Is there a mathematical statement that is linking integer limits to real limits?

Question

I saw a question asking for the limit

$$\lim_{n \to \infty}\frac{\tan(n)}{n}.$$

At first I thought that the limit assumed $n$ to be a real number. So I gave the advice to use $\pi/2+2\pi k$ and $2\pi k$ as two sequences with different limits. The real limit for $x\to \infty$, in which $x \in \mathbb{R}$, is much easier to handle than the limit $n \to \infty$, in which $n \in \mathbb{N}$.

Here is my question:

Is there a mathematical theorem that is linking the integer limit $$\lim_{n\to \infty}f(n)$$ to the real limit $$\lim_{x\to\infty}f(x)?$$

Is the equidistribution theorem such a mathematical statement?

Answer 1

The equidistribution theorem is a useful tool for proving that some limits over $\mathbb{N}$ (do not) exist or some series are (not) converging, but in general $\lim_{n\to +\infty}f(n)$ may exist even if $\lim_{x\to +\infty}f(x)$ does not: just take $f(x)=\sin(\pi x)$. On the other hand, it is trivial that $\lim_{x\to +\infty}f(x)=C$ implies $\lim_{x\to +\infty}f(n)=C$. In our case $\lim_{x\to +\infty}f(x)$ does not exist and neither it does $\lim_{n\to +\infty} f(n)$, but that is tricky.
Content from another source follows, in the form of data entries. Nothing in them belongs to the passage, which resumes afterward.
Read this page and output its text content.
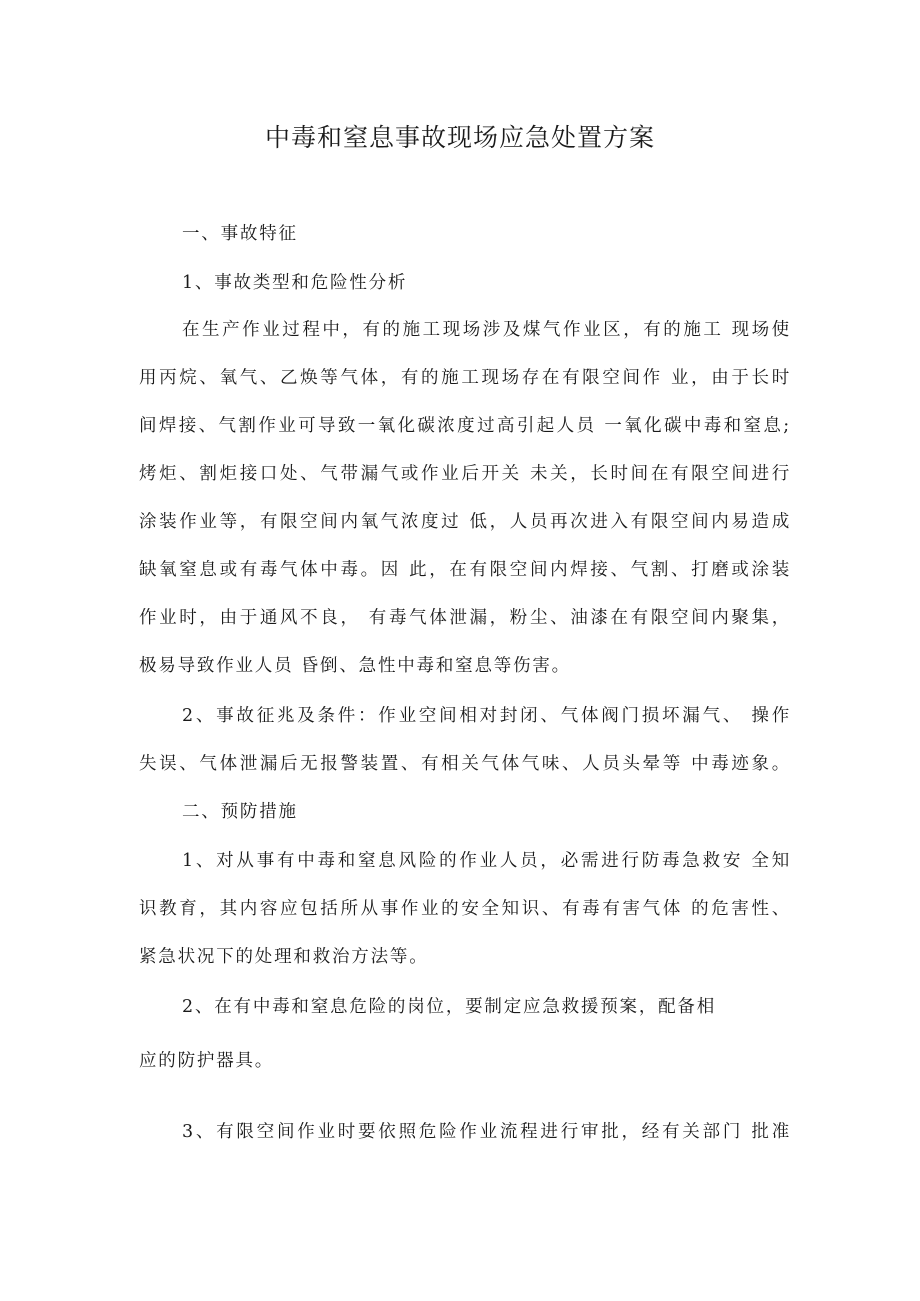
中毒和窒息事故现场应急处置方案
一、事故特征
1、事故类型和危险性分析
在生产作业过程中，有的施工现场涉及煤气作业区，有的施工 现场使
用丙烷、氧气、乙焕等气体，有的施工现场存在有限空间作 业，由于长时
间焊接、气割作业可导致一氧化碳浓度过高引起人员 一氧化碳中毒和窒息;
烤炬、割炬接口处、气带漏气或作业后开关 未关，长时间在有限空间进行
涂装作业等，有限空间内氧气浓度过 低，人员再次进入有限空间内易造成
缺氧窒息或有毒气体中毒。因 此，在有限空间内焊接、气割、打磨或涂装
作业时，由于通风不良， 有毒气体泄漏，粉尘、油漆在有限空间内聚集，
极易导致作业人员 昏倒、急性中毒和窒息等伤害。
2、事故征兆及条件：作业空间相对封闭、气体阀门损坏漏气、 操作
失误、气体泄漏后无报警装置、有相关气体气味、人员头晕等 中毒迹象。
二、预防措施
1、对从事有中毒和窒息风险的作业人员，必需进行防毒急救安 全知
识教育，其内容应包括所从事作业的安全知识、有毒有害气体 的危害性、
紧急状况下的处理和救治方法等。
2、在有中毒和窒息危险的岗位，要制定应急救援预案，配备相
应的防护器具。
3、有限空间作业时要依照危险作业流程进行审批，经有关部门 批准
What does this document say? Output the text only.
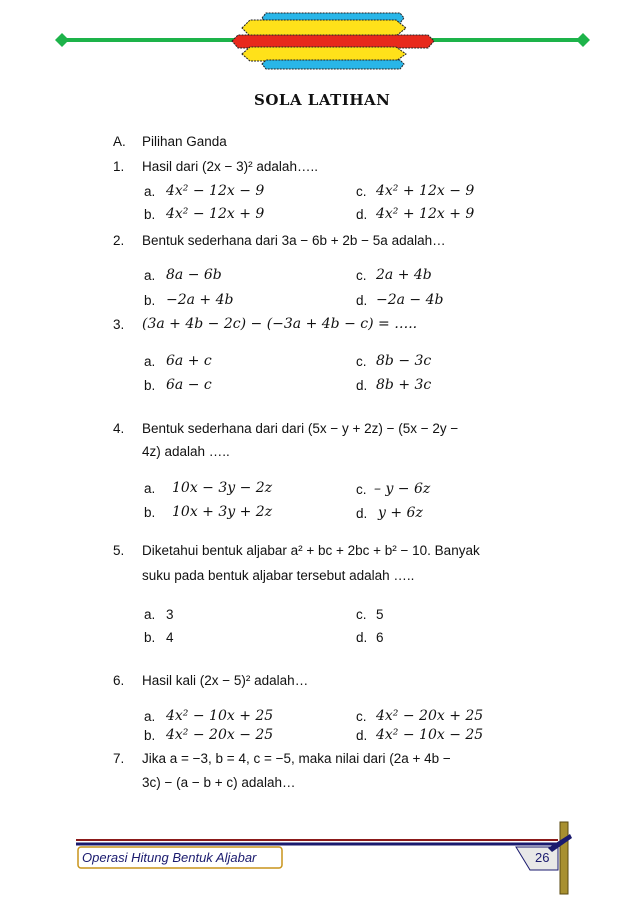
SOLA LATIHAN
A. Pilihan Ganda
1. Hasil dari (2x − 3)² adalah…..
a. 4x² − 12x − 9	c. 4x² + 12x − 9
b. 4x² − 12x + 9	d. 4x² + 12x + 9
2. Bentuk sederhana dari 3a − 6b + 2b − 5a adalah…
a. 8a − 6b	c. 2a + 4b
b. −2a + 4b	d. −2a − 4b
3. (3a + 4b − 2c) − (−3a + 4b − c) = …..
a. 6a + c	c. 8b − 3c
b. 6a − c	d. 8b + 3c
4. Bentuk sederhana dari dari (5x − y + 2z) − (5x − 2y −
4z) adalah …..
a. 10x − 3y − 2z	c. – y − 6z
b. 10x + 3y + 2z	d. y + 6z
5. Diketahui bentuk aljabar a² + bc + 2bc + b² − 10. Banyak
suku pada bentuk aljabar tersebut adalah …..
a. 3	c. 5
b. 4	d. 6
6. Hasil kali (2x − 5)² adalah…
a. 4x² − 10x + 25	c. 4x² − 20x + 25
b. 4x² − 20x − 25	d. 4x² − 10x − 25
7. Jika a = −3, b = 4, c = −5, maka nilai dari (2a + 4b −
3c) − (a − b + c) adalah…
Operasi Hitung Bentuk Aljabar	26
Take a convergent $\frac{p_k}{q_k}$ of the continued fraction of $\frac{\pi}{2}$ with $q_k$ being odd: we have $$ \left| \frac{p_k}{q_k}-\frac{\pi}{2} \right|\leq \frac{1}{q_k^2}, $$ hence $|\sin(p_k)|$ is less than $\frac{1}{q_k}$ apart from $1$ and $\cos(p_k)$ is less that $\frac{1}{q_k}$ apart from zero, hence if $q_k$ is big enough we have $\left|\frac{\tan(p_k)}{p_k}\right|\geq\frac{1}{2}$, so $\limsup_{n\to +\infty}|f(n)|\geq\frac{1}{2}$. With the same technique we may also find a subsequence proving $\liminf_{n\to +\infty} |f(n)|\leq \frac{1}{3}$, so the limit does not exist.

Answer 2

If a function $f$ is continuous, then for any sequence $x_n\to x_0$, $$\lim_{x_n\to x_0} f(x_n)=f(x_0),$$ and in particular if $x_0=\infty$, $$\lim_{n\to\infty}f(n)=\lim_{x\to\infty}f(x)$$ for real $x$ and natural $n$. However this is not the case since $\tan$ is not continuous, and in fact it does not even make sense to say $$\lim_{x\to\infty}\frac{\tan x}{x}$$ because this is only definied if all sequences converging to infinity give the same limit.

So in short, yes, you have to use natural numbers, which does make the question more difficult but also more interesting.

In fact I am starting to think that the limit does not exist in this case either, since the decimal expansion of $\pi/2$ has arbitrarily long sequences of zeros (I don't know if this is even known?), and so $\tan n$ becomes arbitrarily large. But I may be wrong.

EDIT: I'm sorry I just realized Jack D'Aurizio answered that beautifully.